Characterization of interstitial fibrosis and assessment of UPR in Dnajb11 cystic kidneys. (A) Pico Sirius stain of kidney sections with indicated genotypes at 9 weeks. (B) Immunofluorescent staining of Dnajb11^fl/fl; Pkd1^+/−; Ksp-Cre kidney showing the pericystic distribution of macrophages as indicated by F4/80 staining. (C and D) Immunoblots of BiP expression on whole-kidney lysate (9 weeks) from the indicated genotypes. T: WT mouse injected with tunicamycin 6 hours before sacrifice. (E) qPCR for UPR effectors shows no activation of UPR in the 9 weeks Ksp model. Xbp1s primers specifically detect the active isoform. S: To demonstrate sensitivity to detect changes in Ksp-cre model whole-kidney cDNA, 7–9 weeks Sec63fl/fl; Ksp-Cre samples were compared in parallel. The tunicamycin-treated positive control was tested in parallel but not included in statistical analysis. (F) qPCR for UPR effectors in germline model at P18. Genotypes are defined by color blocks in (E). (G) Representative kidney sections with Pico Sirius stain for Dnajb11^fl/fl; Pkd1^+/−; Ksp-Cre (9 weeks) and Pkd2^WS25/− mice (13 weeks) with similar cyst area. (H) Cystic index for the indicated genotypes and ages.
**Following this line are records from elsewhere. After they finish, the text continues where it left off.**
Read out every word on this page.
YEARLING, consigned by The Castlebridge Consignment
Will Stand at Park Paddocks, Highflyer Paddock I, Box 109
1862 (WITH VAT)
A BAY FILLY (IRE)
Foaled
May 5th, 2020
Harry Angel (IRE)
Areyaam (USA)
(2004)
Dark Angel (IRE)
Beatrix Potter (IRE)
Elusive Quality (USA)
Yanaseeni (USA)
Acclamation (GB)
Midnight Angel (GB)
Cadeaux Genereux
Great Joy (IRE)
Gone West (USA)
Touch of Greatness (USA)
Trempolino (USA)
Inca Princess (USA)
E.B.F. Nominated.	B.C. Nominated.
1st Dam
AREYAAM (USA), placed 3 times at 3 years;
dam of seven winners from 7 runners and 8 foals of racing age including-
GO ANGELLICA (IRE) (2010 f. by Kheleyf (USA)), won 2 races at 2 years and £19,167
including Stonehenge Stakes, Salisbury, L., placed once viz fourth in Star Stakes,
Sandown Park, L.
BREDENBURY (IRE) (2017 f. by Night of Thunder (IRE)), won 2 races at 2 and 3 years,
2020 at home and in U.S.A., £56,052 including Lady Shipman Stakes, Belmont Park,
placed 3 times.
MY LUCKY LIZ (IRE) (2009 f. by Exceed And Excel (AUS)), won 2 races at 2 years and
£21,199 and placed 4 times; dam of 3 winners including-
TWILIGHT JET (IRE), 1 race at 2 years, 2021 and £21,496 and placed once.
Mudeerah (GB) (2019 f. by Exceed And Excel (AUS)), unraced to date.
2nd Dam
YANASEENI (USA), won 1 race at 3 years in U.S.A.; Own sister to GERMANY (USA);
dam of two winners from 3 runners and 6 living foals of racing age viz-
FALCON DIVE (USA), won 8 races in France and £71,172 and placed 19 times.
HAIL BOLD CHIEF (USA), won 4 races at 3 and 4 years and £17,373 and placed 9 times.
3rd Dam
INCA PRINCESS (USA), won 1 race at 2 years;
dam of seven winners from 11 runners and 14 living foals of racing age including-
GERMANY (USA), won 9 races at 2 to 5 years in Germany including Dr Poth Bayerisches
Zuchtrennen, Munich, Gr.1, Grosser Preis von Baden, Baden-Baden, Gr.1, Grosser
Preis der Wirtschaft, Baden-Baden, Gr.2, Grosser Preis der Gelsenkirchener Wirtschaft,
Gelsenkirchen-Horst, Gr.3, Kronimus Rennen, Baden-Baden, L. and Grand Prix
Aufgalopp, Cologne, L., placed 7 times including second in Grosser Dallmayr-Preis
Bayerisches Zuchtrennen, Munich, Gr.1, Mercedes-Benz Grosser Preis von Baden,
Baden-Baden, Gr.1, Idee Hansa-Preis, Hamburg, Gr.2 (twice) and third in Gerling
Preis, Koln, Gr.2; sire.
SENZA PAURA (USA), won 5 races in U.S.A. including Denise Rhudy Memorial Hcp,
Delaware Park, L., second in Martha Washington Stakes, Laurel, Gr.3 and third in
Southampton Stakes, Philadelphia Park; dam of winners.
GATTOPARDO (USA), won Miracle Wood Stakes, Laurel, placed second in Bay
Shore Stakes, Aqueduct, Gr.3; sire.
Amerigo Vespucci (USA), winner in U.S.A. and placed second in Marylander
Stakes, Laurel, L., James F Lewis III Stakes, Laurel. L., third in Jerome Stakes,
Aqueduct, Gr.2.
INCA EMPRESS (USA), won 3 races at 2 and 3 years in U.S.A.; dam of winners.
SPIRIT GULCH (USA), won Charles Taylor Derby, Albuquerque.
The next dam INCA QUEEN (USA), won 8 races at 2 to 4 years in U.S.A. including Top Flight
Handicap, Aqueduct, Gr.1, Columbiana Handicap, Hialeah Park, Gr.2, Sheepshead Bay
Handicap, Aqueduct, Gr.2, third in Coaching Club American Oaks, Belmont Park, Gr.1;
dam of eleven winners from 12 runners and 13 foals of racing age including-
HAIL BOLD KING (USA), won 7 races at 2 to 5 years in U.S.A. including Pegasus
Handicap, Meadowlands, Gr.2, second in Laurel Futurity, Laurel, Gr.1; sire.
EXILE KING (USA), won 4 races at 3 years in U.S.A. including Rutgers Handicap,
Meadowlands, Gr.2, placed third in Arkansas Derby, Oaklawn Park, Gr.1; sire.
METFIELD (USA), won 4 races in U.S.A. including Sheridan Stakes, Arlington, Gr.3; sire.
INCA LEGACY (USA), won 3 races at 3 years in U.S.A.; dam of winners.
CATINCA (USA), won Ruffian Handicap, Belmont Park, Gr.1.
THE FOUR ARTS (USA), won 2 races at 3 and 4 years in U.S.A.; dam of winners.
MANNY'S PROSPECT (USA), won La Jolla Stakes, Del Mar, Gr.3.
Statistical analysis was carried out independently to compare three genotypes at 9 weeks, and the two time points for the cystic mouse genotype. (I) Pico Sirius stain of Dnajb11^fl/fl; Pkd1^+/−; Ksp-Cre kidneys at earlier (3 weeks) and aged (25 weeks) time points show a significant increase in fibrosis with age. (J) Immunofluorescent staining of α-smooth muscle actin in 25 weeks Dnajb11^fl/fl; Pkd1^+/−; Ksp-Cre kidneys colabeled with proximal and distal nephron segment markers LTL and DBA. *indicates p<0.05, **indicates p<0.01, ***indicates p<0.001, ****indicates p<0.0001 BiP, binding immunoglobulin protein; DBA, dolichos biflorus agglutinin; LTL, lotus tetragonolobus lectin; qPCR, quantitative PCR; UPR, unfolded protein response; WT, wild-type.